Naggar is a very pleasant place, often sadly overlooked by travellers making a beeline for Manali. The relaxed atmosphere, refreshing elevation, stunning views and a variety of interesting sites combine to make it an excellent spot to while away a few days.
Himachal’s main tourist resort, MANALI, stands at the head of the Kullu Valley, 108km north of Mandi. Despite lying at the heart of the region’s highest mountain range, it remains easily accessible by road from the plains; after one hour on a plane and a short hop by road, or sixteen hours on a bus from Delhi, you could be staring from your hotel veranda across apple orchards and thick pine forests to the snowfields of Solang Nala, which shine a tantalizing stone’s throw away to the north. Manali has become increasingly popular with domestic tourists (more than five million annually), and now greets an eclectic mix of honeymooners, holiday-makers, hippies, trekkers and traders.

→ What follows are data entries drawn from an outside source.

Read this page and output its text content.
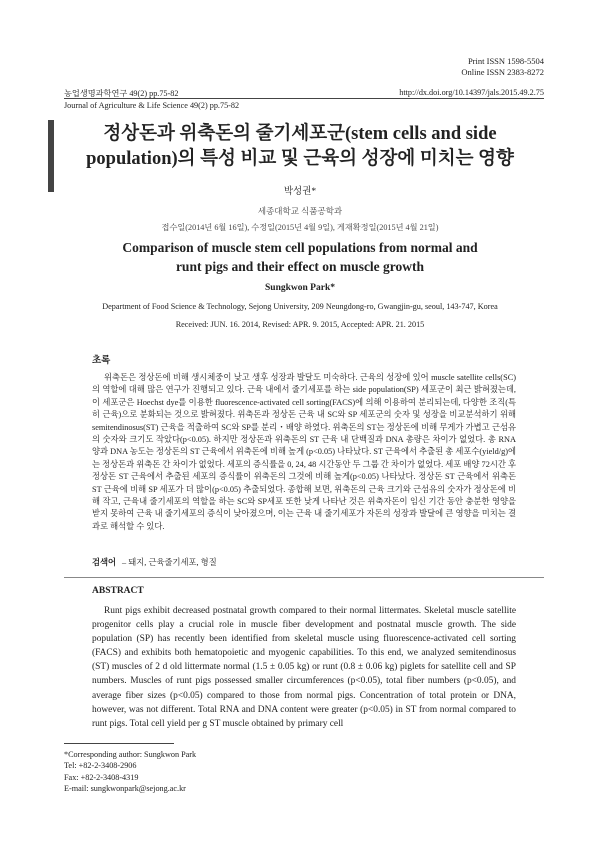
Print ISSN 1598-5504
Online ISSN 2383-8272
농업생명과학연구 49(2) pp.75-82	http://dx.doi.org/10.14397/jals.2015.49.2.75
Journal of Agriculture & Life Science 49(2) pp.75-82
정상돈과 위축돈의 줄기세포군(stem cells and side
population)의 특성 비교 및 근육의 성장에 미치는 영향
박성권*
세종대학교 식품공학과
접수일(2014년 6월 16일), 수정일(2015년 4월 9일), 게재확정일(2015년 4월 21일)
Comparison of muscle stem cell populations from normal and
runt pigs and their effect on muscle growth
Sungkwon Park*
Department of Food Science & Technology, Sejong University, 209 Neungdong-ro, Gwangjin-gu, seoul, 143-747, Korea
Received: JUN. 16. 2014, Revised: APR. 9. 2015, Accepted: APR. 21. 2015
초록

위축돈은 정상돈에 비해 생시체중이 낮고 생후 성장과 발달도 미숙하다. 근육의 성장에 있어 muscle satellite cells(SC)의 역할에 대해 많은 연구가 진행되고 있다. 근육 내에서 줄기세포를 하는 side population(SP) 세포군이 최근 밝혀졌는데, 이 세포군은 Hoechst dye를 이용한 fluorescence-activated cell sorting(FACS)에 의해 이용하여 분리되는데, 다양한 조직(특히 근육)으로 분화되는 것으로 밝혀졌다. 위축돈과 정상돈 근육 내 SC와 SP 세포군의 숫자 및 성장을 비교분석하기 위해 semitendinosus(ST) 근육을 적출하여 SC와 SP를 분리・배양 하였다. 위축돈의 ST는 정상돈에 비해 무게가 가볍고 근섬유의 숫자와 크기도 작았다(p<0.05). 하지만 정상돈과 위축돈의 ST 근육 내 단백질과 DNA 총량은 차이가 없었다. 총 RNA 양과 DNA 농도는 정상돈의 ST 근육에서 위축돈에 비해 높게 (p<0.05) 나타났다. ST 근육에서 추출된 총 세포수(yield/g)에는 정상돈과 위축돈 간 차이가 없었다. 세포의 증식률을 0, 24, 48 시간동안 두 그룹 간 차이가 없었다. 세포 배양 72시간 후 정상돈 ST 근육에서 추출된 세포의 증식률이 위축돈의 그것에 비해 높게(p<0.05) 나타났다. 정상돈 ST 근육에서 위축돈 ST 근육에 비해 SP 세포가 더 많이(p<0.05) 추출되었다. 종합해 보면, 위축돈의 근육 크기와 근섬유의 숫자가 정상돈에 비해 작고, 근육내 줄기세포의 역할을 하는 SC와 SP세포 또한 낮게 나타난 것은 위축자돈이 임신 기간 동안 충분한 영양을 받지 못하여 근육 내 줄기세포의 증식이 낮아졌으며, 이는 근육 내 줄기세포가 자돈의 성장과 발달에 큰 영향을 미치는 결과로 해석할 수 있다.

검색어 – 돼지, 근육줄기세포, 형질
ABSTRACT

Runt pigs exhibit decreased postnatal growth compared to their normal littermates. Skeletal muscle satellite progenitor cells play a crucial role in muscle fiber development and postnatal muscle growth. The side population (SP) has recently been identified from skeletal muscle using fluorescence-activated cell sorting (FACS) and exhibits both hematopoietic and myogenic capabilities. To this end, we analyzed semitendinosus (ST) muscles of 2 d old littermate normal (1.5 ± 0.05 kg) or runt (0.8 ± 0.06 kg) piglets for satellite cell and SP numbers. Muscles of runt pigs possessed smaller circumferences (p<0.05), total fiber numbers (p<0.05), and average fiber sizes (p<0.05) compared to those from normal pigs. Concentration of total protein or DNA, however, was not different. Total RNA and DNA content were greater (p<0.05) in ST from normal compared to runt pigs. Total cell yield per g ST muscle obtained by primary cell

*Corresponding author: Sungkwon Park
Tel: +82-2-3408-2906
Fax: +82-2-3408-4319
E-mail: sungkwonpark@sejong.ac.kr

The Manali that lured travellers in the 1970s has certainly changed, although the majestic mountain scenery, thermal springs and quality charas can still be enjoyed. Old Manali retains some of its atmosphere, and the village of Vashisht across the valley, with its increasing number of guesthouses and cafés, has become a popular place to chill out. For those preferring to venture into the mountains, Manali makes an ideal trekking base for short hikes and serious expeditions, and countless agencies can help put a package together for you. The relaxing hotels in Manali’s cleaner, greener outskirts, and dozens of sociable cafés and restaurants ranged around a well-stocked bazaar, provide a welcome relief from the rigours of the mountain trails. As well as treks around Manali you can also explore the Kullu Valley.
Famous for its sweeping valley views and sulphurous hot-water springs, the ever-expanding village of VASHISHT, 3km northeast of Manali, is an amorphous jumble of traditional timber houses and modern concrete cubes, divided by paved courtyards and narrow muddy lanes. It is the epicentre of the local budget travellers’ scene, with a good choice of guesthouses and cafés. The tranquil and traditional atmosphere is only interrupted by the occasional rave that takes place in the woods, or if the weather is poor, in one or two obliging hotels.
The only place for a hot soak is in the bathing pools of Vashisht’s ancient temple, which is far more atmospheric anyway. Divided into separate sections for men and women, they attract a decidedly mixed crowd of Hindu pilgrims, Western hippies, semi-naked sadhus and groups of local kids.
Vashisht boasts two old stone temples, opposite each other above the main square and dedicated to the local patron saint Vashishta, guru of Raghunathji. The smaller of the two opens onto a partially covered courtyard and is adorned with elaborate woodcarvings. Those lining the interior of the shrine, blackened by years of oil-lamp and dhoop smoke, are worth checking out.